Am Samstag werde ich packen, und habe jetzt schon Angst davor, die fertigen Koffer auf die von meinem Kollegen ausgeliehene Waage zu stellen. Auf dem Hinweg mit SAS durfte ich zweimal 23 Kilo mitnehmen, auf dem Rückweg mit Norwegian sind es nur zweimal 20. Bei der Eigenschaft von besitzten Krempel, sich mit der Zeit immer unüberschaubar zu vermehren ist das eine Herausforderung. Mal sehen, wie knapp es am Ende wird, und wieviele Lagen Kleidung ich beim fliegen tragen muss.

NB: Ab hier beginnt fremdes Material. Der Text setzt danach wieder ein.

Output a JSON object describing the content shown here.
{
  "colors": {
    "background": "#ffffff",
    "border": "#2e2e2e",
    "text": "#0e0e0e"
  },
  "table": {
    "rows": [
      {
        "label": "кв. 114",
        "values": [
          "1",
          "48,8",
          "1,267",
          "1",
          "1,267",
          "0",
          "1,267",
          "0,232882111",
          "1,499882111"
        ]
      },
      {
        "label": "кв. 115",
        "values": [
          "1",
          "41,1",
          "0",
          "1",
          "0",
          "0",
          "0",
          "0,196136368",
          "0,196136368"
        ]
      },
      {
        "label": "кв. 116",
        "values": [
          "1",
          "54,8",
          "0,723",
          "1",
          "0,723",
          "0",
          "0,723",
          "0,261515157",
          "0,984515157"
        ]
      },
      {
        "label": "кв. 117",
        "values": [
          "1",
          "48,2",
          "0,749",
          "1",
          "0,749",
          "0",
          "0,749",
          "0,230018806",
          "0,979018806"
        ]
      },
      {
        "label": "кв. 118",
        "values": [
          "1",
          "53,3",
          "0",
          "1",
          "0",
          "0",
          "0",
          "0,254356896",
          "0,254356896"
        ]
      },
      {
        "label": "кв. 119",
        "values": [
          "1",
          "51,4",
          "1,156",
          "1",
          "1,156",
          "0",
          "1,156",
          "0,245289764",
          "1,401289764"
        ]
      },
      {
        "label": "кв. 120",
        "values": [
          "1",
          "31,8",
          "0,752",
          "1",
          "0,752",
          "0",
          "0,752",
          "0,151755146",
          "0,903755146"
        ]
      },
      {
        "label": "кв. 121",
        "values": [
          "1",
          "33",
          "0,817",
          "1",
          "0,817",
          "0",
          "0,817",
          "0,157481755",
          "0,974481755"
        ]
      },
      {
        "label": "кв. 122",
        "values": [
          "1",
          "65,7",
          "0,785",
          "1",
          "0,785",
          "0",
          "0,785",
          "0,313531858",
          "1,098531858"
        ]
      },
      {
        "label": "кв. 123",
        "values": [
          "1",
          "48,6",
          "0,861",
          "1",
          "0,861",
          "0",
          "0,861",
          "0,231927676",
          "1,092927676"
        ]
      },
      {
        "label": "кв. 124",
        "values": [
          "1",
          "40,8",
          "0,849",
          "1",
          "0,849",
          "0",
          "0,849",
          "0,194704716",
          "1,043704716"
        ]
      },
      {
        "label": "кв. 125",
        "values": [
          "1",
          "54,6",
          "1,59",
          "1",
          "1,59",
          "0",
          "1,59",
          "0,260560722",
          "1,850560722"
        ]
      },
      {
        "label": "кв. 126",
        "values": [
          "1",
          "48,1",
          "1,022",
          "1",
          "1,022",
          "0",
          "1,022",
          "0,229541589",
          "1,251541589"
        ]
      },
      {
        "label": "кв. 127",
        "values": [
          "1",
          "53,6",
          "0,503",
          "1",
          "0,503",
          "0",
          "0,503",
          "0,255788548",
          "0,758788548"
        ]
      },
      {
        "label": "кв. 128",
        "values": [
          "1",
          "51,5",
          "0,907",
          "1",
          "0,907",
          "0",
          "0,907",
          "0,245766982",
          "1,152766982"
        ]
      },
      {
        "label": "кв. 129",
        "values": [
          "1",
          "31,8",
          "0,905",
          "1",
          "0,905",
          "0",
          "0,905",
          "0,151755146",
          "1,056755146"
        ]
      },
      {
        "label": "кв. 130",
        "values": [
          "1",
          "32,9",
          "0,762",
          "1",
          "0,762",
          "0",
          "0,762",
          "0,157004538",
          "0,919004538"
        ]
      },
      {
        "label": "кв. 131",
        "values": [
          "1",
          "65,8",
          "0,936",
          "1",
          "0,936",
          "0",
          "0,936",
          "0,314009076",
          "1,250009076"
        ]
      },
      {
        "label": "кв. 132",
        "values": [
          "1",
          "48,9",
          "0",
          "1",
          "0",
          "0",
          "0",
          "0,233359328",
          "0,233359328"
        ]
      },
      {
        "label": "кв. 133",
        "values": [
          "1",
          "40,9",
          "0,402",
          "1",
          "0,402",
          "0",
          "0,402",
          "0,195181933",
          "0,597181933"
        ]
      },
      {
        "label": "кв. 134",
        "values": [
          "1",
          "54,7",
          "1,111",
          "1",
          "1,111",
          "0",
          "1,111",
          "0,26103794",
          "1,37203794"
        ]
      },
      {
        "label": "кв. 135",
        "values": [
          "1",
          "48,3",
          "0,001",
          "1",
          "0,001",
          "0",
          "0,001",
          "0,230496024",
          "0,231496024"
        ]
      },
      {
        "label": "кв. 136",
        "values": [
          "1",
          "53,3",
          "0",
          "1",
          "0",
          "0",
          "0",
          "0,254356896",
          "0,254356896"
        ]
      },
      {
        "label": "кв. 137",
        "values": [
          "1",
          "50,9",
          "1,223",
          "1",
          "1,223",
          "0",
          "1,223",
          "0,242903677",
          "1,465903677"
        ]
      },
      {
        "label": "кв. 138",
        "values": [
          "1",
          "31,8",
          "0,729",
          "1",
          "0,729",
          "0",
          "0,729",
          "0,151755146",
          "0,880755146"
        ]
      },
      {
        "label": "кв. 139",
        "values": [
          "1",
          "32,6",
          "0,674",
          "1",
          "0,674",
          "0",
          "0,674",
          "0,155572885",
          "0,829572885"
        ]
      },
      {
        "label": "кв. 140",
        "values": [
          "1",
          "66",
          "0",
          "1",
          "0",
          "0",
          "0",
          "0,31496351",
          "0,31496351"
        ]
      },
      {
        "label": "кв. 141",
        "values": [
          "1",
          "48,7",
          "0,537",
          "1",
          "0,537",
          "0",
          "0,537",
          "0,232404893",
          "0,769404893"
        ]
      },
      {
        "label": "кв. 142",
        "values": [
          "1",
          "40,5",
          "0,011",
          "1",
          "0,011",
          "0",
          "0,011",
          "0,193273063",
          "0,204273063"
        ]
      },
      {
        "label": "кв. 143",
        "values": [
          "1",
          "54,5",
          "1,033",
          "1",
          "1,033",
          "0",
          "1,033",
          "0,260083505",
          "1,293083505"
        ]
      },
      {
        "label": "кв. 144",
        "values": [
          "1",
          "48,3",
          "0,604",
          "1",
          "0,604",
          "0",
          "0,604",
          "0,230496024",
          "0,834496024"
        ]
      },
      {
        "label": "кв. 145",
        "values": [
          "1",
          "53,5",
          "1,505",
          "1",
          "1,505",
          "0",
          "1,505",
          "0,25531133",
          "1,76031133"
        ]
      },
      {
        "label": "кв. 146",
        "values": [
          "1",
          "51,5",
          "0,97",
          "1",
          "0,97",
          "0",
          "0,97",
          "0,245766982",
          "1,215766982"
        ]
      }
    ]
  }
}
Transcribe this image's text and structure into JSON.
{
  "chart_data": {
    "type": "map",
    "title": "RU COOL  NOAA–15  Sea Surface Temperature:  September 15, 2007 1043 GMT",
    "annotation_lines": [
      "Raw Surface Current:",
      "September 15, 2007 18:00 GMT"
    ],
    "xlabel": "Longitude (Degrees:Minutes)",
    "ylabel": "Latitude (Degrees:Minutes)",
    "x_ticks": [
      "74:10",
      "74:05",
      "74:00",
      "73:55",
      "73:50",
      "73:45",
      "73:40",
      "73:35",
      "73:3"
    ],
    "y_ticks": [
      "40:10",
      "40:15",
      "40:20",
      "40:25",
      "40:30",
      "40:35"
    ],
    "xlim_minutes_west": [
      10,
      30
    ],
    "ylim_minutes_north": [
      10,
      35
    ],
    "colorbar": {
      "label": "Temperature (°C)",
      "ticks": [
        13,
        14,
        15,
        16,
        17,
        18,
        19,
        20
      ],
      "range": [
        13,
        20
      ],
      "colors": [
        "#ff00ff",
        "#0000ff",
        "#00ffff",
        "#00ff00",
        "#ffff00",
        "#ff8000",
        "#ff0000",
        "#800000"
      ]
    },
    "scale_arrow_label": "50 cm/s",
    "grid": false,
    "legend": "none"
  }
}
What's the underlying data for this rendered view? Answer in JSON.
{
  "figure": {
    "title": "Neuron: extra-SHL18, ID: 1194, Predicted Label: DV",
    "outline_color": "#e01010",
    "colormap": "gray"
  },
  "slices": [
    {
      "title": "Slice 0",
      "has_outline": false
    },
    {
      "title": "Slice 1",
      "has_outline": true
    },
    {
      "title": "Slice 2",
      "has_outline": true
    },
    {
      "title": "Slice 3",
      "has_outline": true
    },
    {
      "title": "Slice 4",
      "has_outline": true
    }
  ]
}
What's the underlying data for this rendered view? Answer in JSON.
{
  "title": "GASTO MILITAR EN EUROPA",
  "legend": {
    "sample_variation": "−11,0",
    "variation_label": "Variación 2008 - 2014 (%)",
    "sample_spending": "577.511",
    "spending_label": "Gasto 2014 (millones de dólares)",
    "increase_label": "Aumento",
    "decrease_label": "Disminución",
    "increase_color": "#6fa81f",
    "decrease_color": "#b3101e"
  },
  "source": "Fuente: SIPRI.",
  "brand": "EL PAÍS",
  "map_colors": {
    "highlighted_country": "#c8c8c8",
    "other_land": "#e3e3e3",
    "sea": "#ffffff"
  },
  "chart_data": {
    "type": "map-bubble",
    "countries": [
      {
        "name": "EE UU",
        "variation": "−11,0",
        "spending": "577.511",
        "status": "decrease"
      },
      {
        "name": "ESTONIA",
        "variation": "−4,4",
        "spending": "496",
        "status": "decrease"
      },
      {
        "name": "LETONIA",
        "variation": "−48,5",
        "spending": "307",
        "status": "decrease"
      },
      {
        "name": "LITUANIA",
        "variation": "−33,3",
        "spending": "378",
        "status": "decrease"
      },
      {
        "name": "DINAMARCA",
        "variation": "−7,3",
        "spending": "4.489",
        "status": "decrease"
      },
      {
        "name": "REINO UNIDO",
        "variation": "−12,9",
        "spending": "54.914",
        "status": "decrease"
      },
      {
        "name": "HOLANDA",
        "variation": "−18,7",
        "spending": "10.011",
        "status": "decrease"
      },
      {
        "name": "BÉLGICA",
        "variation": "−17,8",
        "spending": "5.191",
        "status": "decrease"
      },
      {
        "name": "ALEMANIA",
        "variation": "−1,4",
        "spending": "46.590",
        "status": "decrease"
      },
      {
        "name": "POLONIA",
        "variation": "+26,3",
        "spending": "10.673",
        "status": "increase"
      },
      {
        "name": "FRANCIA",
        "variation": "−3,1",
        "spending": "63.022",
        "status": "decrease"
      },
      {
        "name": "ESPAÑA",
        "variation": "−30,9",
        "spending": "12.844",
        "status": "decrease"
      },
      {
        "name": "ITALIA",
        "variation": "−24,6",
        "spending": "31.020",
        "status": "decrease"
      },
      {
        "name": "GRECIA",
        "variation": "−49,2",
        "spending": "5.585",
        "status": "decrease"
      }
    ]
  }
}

Morgen ist mein letzter Tag auf der Arbeit und bin gespannt, ob meine Kollegen sich wohl eine Überraschung für mich ausdenken (eigentlich bin ich mir ziemlich sicher, es wäre nicht ihre Art, das nicht zu tun). Mein Chef wird mir auf jeden Fall einen Käsekuchen mitbringen :)

Und dann sage ich Takk for meg. Es war eine gute Zeit, hervorragend von Gott geplant und vorbereitet, und es ist gut, dass sie jetzt vorbei ist. Auf zu den nächsten Abenteuern.